After a hot start, the Red Wings' trade deadline firesale simmered out.

Solid returns for Brendan Smith and Tomas Jurco were dampened by the underwhelming return for Thomas Vanek and the retention of Riley Sheahan.

In regard to Sheahan, who was rumored to be drawing interest from several teams, it appears the Wings' asking price was too high. Detroit wasn't shopping him as the struggling forward without a goal in 59 games, but as the young, affordable, two-way center with a track record of solid NHL success.

And in conversations with other GMs, Ken Holland apparently wouldn't budge.

"The Red Wings are saying, 'Don't look at his production (this year) if you're going to make an offer. We're not looking at him as a zero-goal guy, we're looking at him as a young center with size,''' Craig Custance told 97.1 The Ticket on Wednesday morning. "'So if you're going to make us an offer, you have to ignore his production this year.' Obviously, teams are like, 'Well, that's really hard to do, this guy has zero goals, let's make a deal.'"

In appraising Sheahan, though, the Wings saw a smooth-skating 25-year-old with 27 goals in the last two seasons, positive possession numbers over the course of his career and a team-friendly $2.075 million cap hit through the 2017-18 season, after which he'll be a restricted free agent.

Detroit's demands - rumored to be as high as a first-round pick - were reflective of that.

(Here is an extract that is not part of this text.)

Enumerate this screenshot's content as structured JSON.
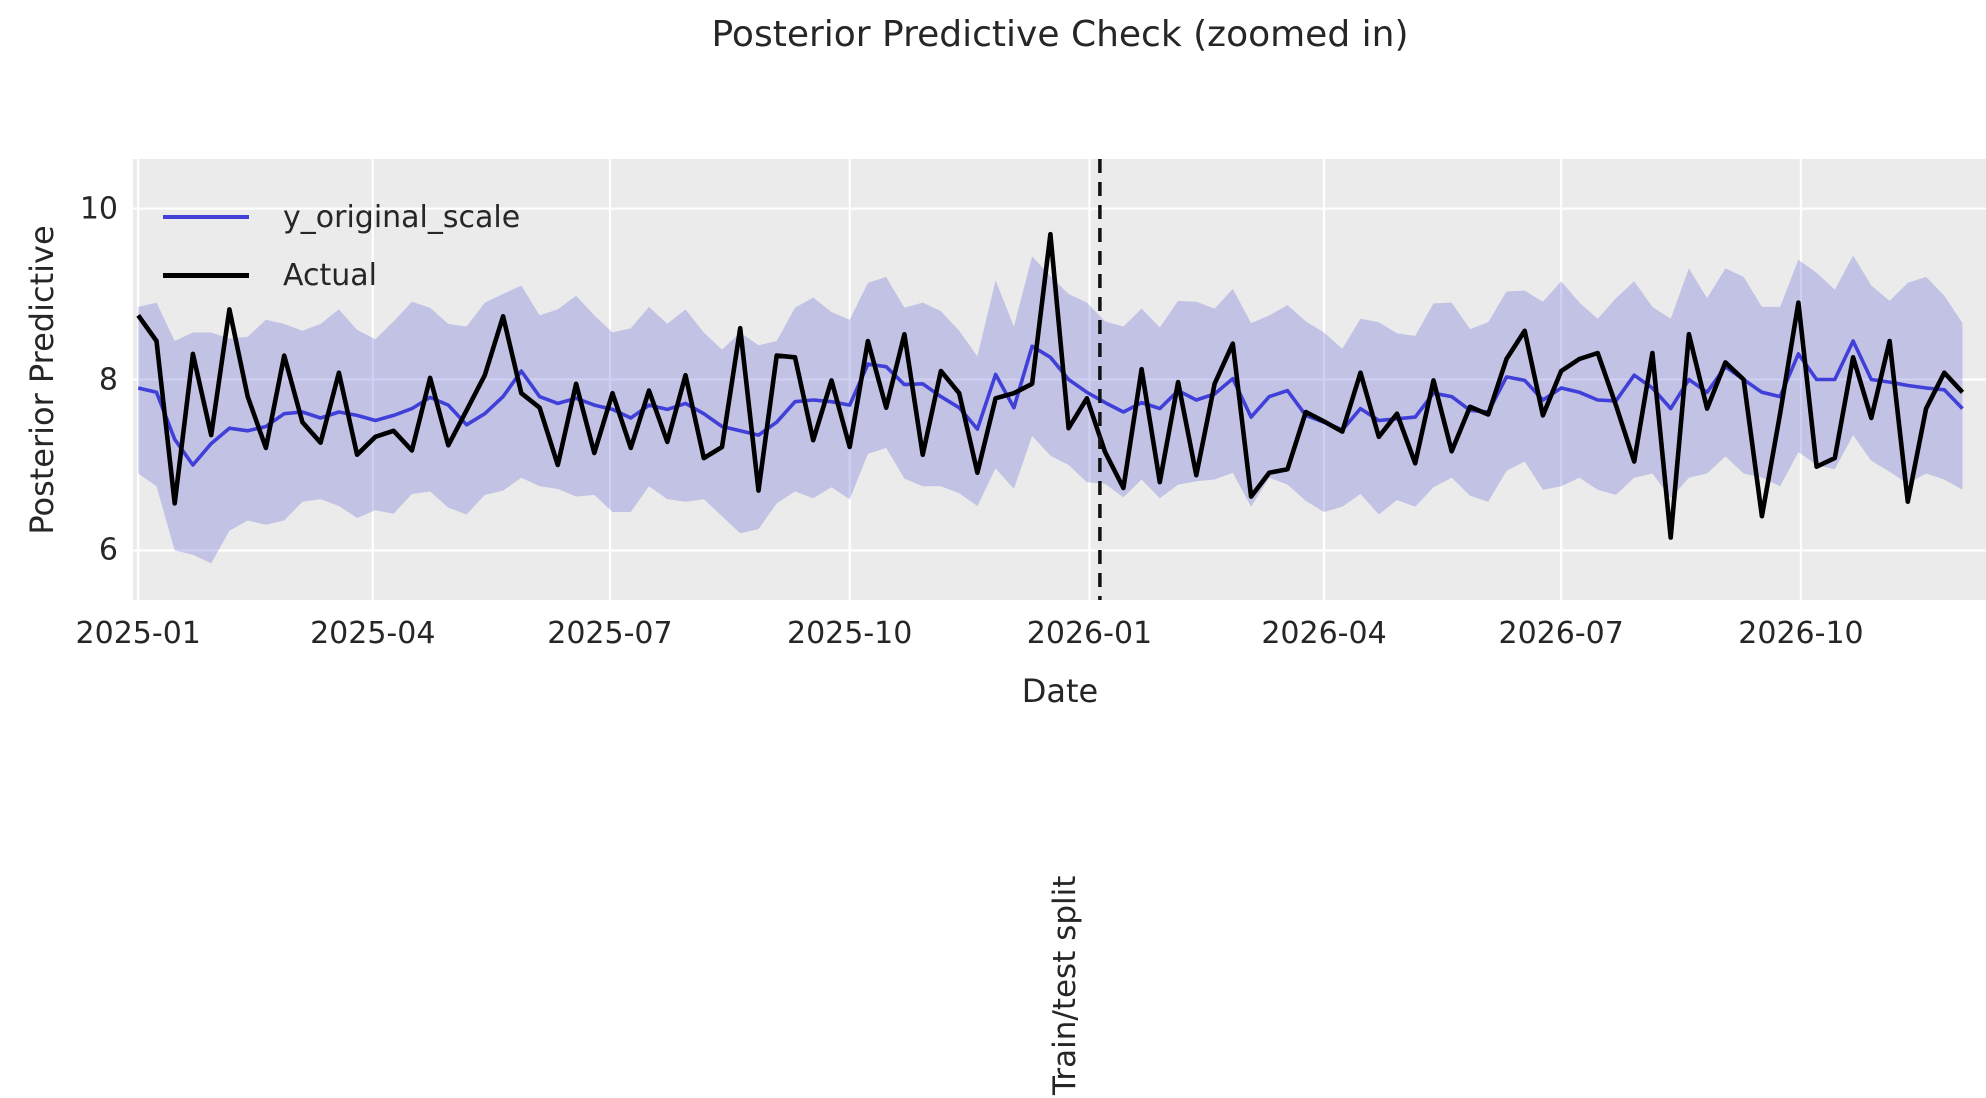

Fox Sports Detroit analyst Chris Osgood, who said on Tuesday night there were "five to 10 teams" inquiring about Sheahan, preached faith in the Wings' 2010 first-round draft pick.

"He's had an off year, 100 percent he has, but let's not get ahead of ourselves here. He's still a good player. I know people are going to think I'm crazy for saying that because he has zero goals, but previous to this, he's been right around 14," Osgood told 97.1 The Ticket.

Sheahan scored 13 goals in 2014-15 and 14 in 2015-16, his two full seasons in the NHL. That he's plummeted to zero in 2016-17 can be blamed at least partly on poor luck; he's still averaging about 1.3 shots per game, not too far off from his average of about 1.5 over the previous two seasons.

Plus, the Wings feel he's effective as a checking center, offensive struggles notwithstanding.

"He knows how to play the game, he's very reliable defensively," Osgood went on. "Yes, he's a minus-19, but everything that (could have) gone wrong in the calendar year for Riley Sheahan has gone wrong."

That had some teams hoping they could buy low.

"To me, the reason everybody wants him is they know the kid's potential moving forward. He's a third-line center that could be very good," said Osgood. "Listen, he could have an unreal year next year and score 20 goals and we'll call him the comeback player of the year, right? So, let's not get ahead of ourselves and quit on Riley Sheahan."